Least competent 2: Augusta man Thomas Zawhorodny, 45, is declared legally insane nine years after the being charged with the murders of his brother and nephew, NBC29 reports. According to court testimony, Zawhorodny is a paranoid schizophrenic, and the judge rules him not guilty by reason of insanity.

Least competent 3: Accused father killer Moriah Robin Tolton, 32, is ordered December 15 to remain in a supervised halfway house in Harrisonburg for the 2005 slaying of his father in Gladstone, for which Tolton was declared not guilty by reason of insanity, the Progress reports.

Best ridership: Amtrak has 8,500 passengers on its new Lynchburg-to-Washington train in its first month of service, more than double projections, the Lynchburg News-Advance reports. Service started October 1, and stops in Charlottesville.

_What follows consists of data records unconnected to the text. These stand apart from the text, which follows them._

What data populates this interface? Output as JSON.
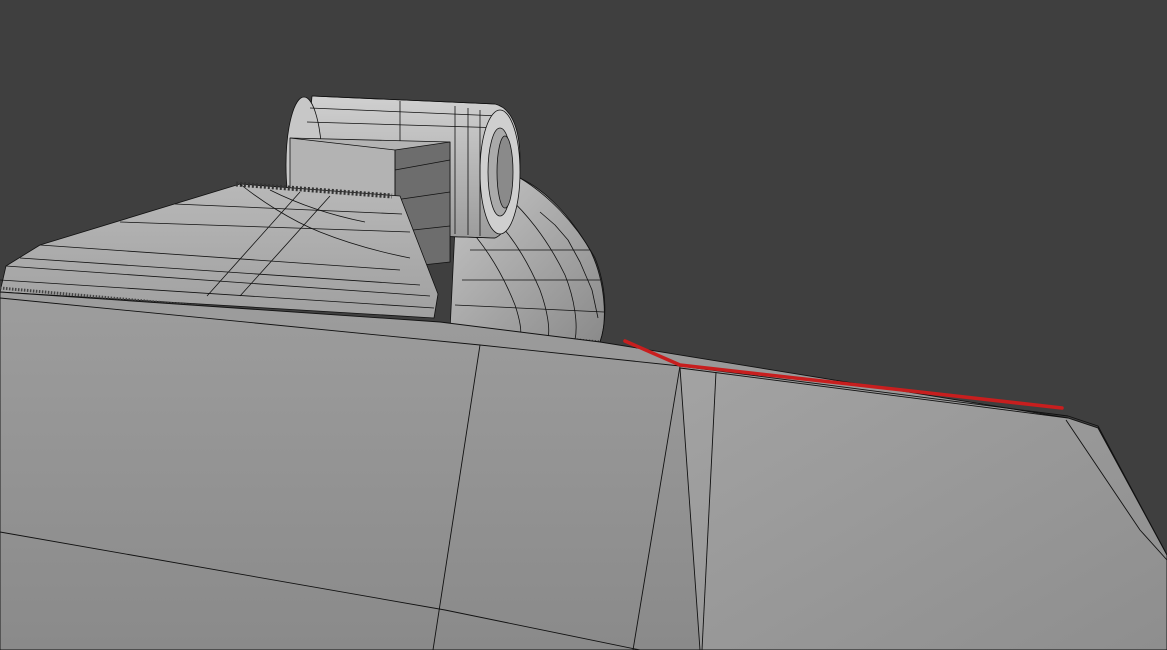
{
  "viewport": {
    "background_color": "#3f3f3f",
    "mesh_face_color": "#8f8f8f",
    "mesh_face_light_color": "#c4c4c4",
    "wireframe_color": "#000000",
    "annotation_color": "#c81e1e"
  }
}
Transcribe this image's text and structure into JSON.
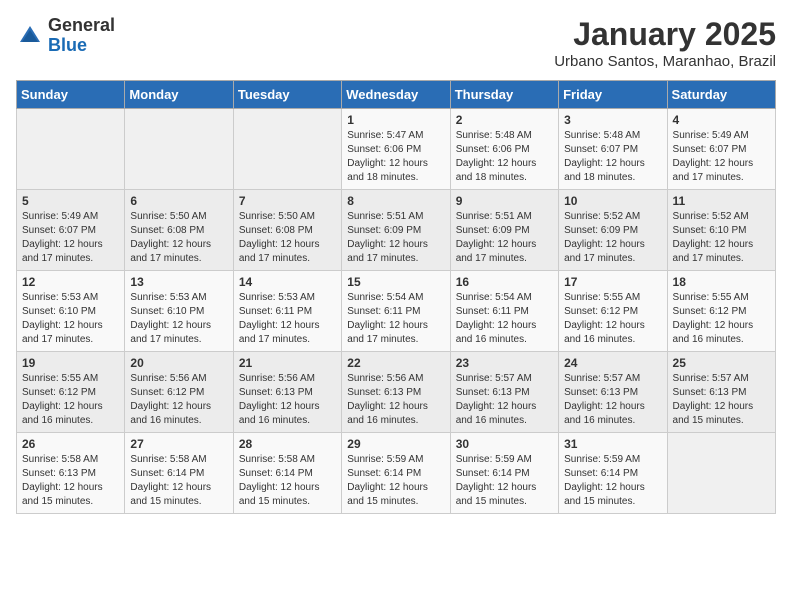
{
  "logo": {
    "general": "General",
    "blue": "Blue"
  },
  "title": "January 2025",
  "subtitle": "Urbano Santos, Maranhao, Brazil",
  "days_of_week": [
    "Sunday",
    "Monday",
    "Tuesday",
    "Wednesday",
    "Thursday",
    "Friday",
    "Saturday"
  ],
  "weeks": [
    [
      {
        "day": "",
        "sunrise": "",
        "sunset": "",
        "daylight": ""
      },
      {
        "day": "",
        "sunrise": "",
        "sunset": "",
        "daylight": ""
      },
      {
        "day": "",
        "sunrise": "",
        "sunset": "",
        "daylight": ""
      },
      {
        "day": "1",
        "sunrise": "Sunrise: 5:47 AM",
        "sunset": "Sunset: 6:06 PM",
        "daylight": "Daylight: 12 hours and 18 minutes."
      },
      {
        "day": "2",
        "sunrise": "Sunrise: 5:48 AM",
        "sunset": "Sunset: 6:06 PM",
        "daylight": "Daylight: 12 hours and 18 minutes."
      },
      {
        "day": "3",
        "sunrise": "Sunrise: 5:48 AM",
        "sunset": "Sunset: 6:07 PM",
        "daylight": "Daylight: 12 hours and 18 minutes."
      },
      {
        "day": "4",
        "sunrise": "Sunrise: 5:49 AM",
        "sunset": "Sunset: 6:07 PM",
        "daylight": "Daylight: 12 hours and 17 minutes."
      }
    ],
    [
      {
        "day": "5",
        "sunrise": "Sunrise: 5:49 AM",
        "sunset": "Sunset: 6:07 PM",
        "daylight": "Daylight: 12 hours and 17 minutes."
      },
      {
        "day": "6",
        "sunrise": "Sunrise: 5:50 AM",
        "sunset": "Sunset: 6:08 PM",
        "daylight": "Daylight: 12 hours and 17 minutes."
      },
      {
        "day": "7",
        "sunrise": "Sunrise: 5:50 AM",
        "sunset": "Sunset: 6:08 PM",
        "daylight": "Daylight: 12 hours and 17 minutes."
      },
      {
        "day": "8",
        "sunrise": "Sunrise: 5:51 AM",
        "sunset": "Sunset: 6:09 PM",
        "daylight": "Daylight: 12 hours and 17 minutes."
      },
      {
        "day": "9",
        "sunrise": "Sunrise: 5:51 AM",
        "sunset": "Sunset: 6:09 PM",
        "daylight": "Daylight: 12 hours and 17 minutes."
      },
      {
        "day": "10",
        "sunrise": "Sunrise: 5:52 AM",
        "sunset": "Sunset: 6:09 PM",
        "daylight": "Daylight: 12 hours and 17 minutes."
      },
      {
        "day": "11",
        "sunrise": "Sunrise: 5:52 AM",
        "sunset": "Sunset: 6:10 PM",
        "daylight": "Daylight: 12 hours and 17 minutes."
      }
    ],
    [
      {
        "day": "12",
        "sunrise": "Sunrise: 5:53 AM",
        "sunset": "Sunset: 6:10 PM",
        "daylight": "Daylight: 12 hours and 17 minutes."
      },
      {
        "day": "13",
        "sunrise": "Sunrise: 5:53 AM",
        "sunset": "Sunset: 6:10 PM",
        "daylight": "Daylight: 12 hours and 17 minutes."
      },
      {
        "day": "14",
        "sunrise": "Sunrise: 5:53 AM",
        "sunset": "Sunset: 6:11 PM",
        "daylight": "Daylight: 12 hours and 17 minutes."
      },
      {
        "day": "15",
        "sunrise": "Sunrise: 5:54 AM",
        "sunset": "Sunset: 6:11 PM",
        "daylight": "Daylight: 12 hours and 17 minutes."
      },
      {
        "day": "16",
        "sunrise": "Sunrise: 5:54 AM",
        "sunset": "Sunset: 6:11 PM",
        "daylight": "Daylight: 12 hours and 16 minutes."
      },
      {
        "day": "17",
        "sunrise": "Sunrise: 5:55 AM",
        "sunset": "Sunset: 6:12 PM",
        "daylight": "Daylight: 12 hours and 16 minutes."
      },
      {
        "day": "18",
        "sunrise": "Sunrise: 5:55 AM",
        "sunset": "Sunset: 6:12 PM",
        "daylight": "Daylight: 12 hours and 16 minutes."
      }
    ],
    [
      {
        "day": "19",
        "sunrise": "Sunrise: 5:55 AM",
        "sunset": "Sunset: 6:12 PM",
        "daylight": "Daylight: 12 hours and 16 minutes."
      },
      {
        "day": "20",
        "sunrise": "Sunrise: 5:56 AM",
        "sunset": "Sunset: 6:12 PM",
        "daylight": "Daylight: 12 hours and 16 minutes."
      },
      {
        "day": "21",
        "sunrise": "Sunrise: 5:56 AM",
        "sunset": "Sunset: 6:13 PM",
        "daylight": "Daylight: 12 hours and 16 minutes."
      },
      {
        "day": "22",
        "sunrise": "Sunrise: 5:56 AM",
        "sunset": "Sunset: 6:13 PM",
        "daylight": "Daylight: 12 hours and 16 minutes."
      },
      {
        "day": "23",
        "sunrise": "Sunrise: 5:57 AM",
        "sunset": "Sunset: 6:13 PM",
        "daylight": "Daylight: 12 hours and 16 minutes."
      },
      {
        "day": "24",
        "sunrise": "Sunrise: 5:57 AM",
        "sunset": "Sunset: 6:13 PM",
        "daylight": "Daylight: 12 hours and 16 minutes."
      },
      {
        "day": "25",
        "sunrise": "Sunrise: 5:57 AM",
        "sunset": "Sunset: 6:13 PM",
        "daylight": "Daylight: 12 hours and 15 minutes."
      }
    ],
    [
      {
        "day": "26",
        "sunrise": "Sunrise: 5:58 AM",
        "sunset": "Sunset: 6:13 PM",
        "daylight": "Daylight: 12 hours and 15 minutes."
      },
      {
        "day": "27",
        "sunrise": "Sunrise: 5:58 AM",
        "sunset": "Sunset: 6:14 PM",
        "daylight": "Daylight: 12 hours and 15 minutes."
      },
      {
        "day": "28",
        "sunrise": "Sunrise: 5:58 AM",
        "sunset": "Sunset: 6:14 PM",
        "daylight": "Daylight: 12 hours and 15 minutes."
      },
      {
        "day": "29",
        "sunrise": "Sunrise: 5:59 AM",
        "sunset": "Sunset: 6:14 PM",
        "daylight": "Daylight: 12 hours and 15 minutes."
      },
      {
        "day": "30",
        "sunrise": "Sunrise: 5:59 AM",
        "sunset": "Sunset: 6:14 PM",
        "daylight": "Daylight: 12 hours and 15 minutes."
      },
      {
        "day": "31",
        "sunrise": "Sunrise: 5:59 AM",
        "sunset": "Sunset: 6:14 PM",
        "daylight": "Daylight: 12 hours and 15 minutes."
      },
      {
        "day": "",
        "sunrise": "",
        "sunset": "",
        "daylight": ""
      }
    ]
  ]
}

Biggest sale of a catalog retailer: Plow and Hearth's parent company, 1-800-Flowers.com Inc., is purchased by Richmond company Evergreen Enterprises for $17 million, according to TradingMarkets.com. The sale includes brands Problem Solvers, Wind and Weather, Hearth Song and Magic Cabin. Plow and Hearth was started in Madison in 1980.

Latest video casualty: Money-losing Blockbuster Inc., which has three Charlottesville stores– Pantops Mountain, Barracks Road Shopping Center, and Rio Hill Shopping Center–- plans to close all three stores January 3, according to a sales clerk. 

Best new college basketball arena in the country over the last decade: Sports Illustrated picks the John Paul Jones Arena.

Most desperate shopper: A man demands to see rings at Zale's Jewelers in Fashion Square Mall December 17, and when the clerk refuses, snatches a ring and flees, knocking down a two-year-old child, WINA reports.

Biggest Grinch: Shenandoah's town Christmas tree is swiped December 17, according to WHSV.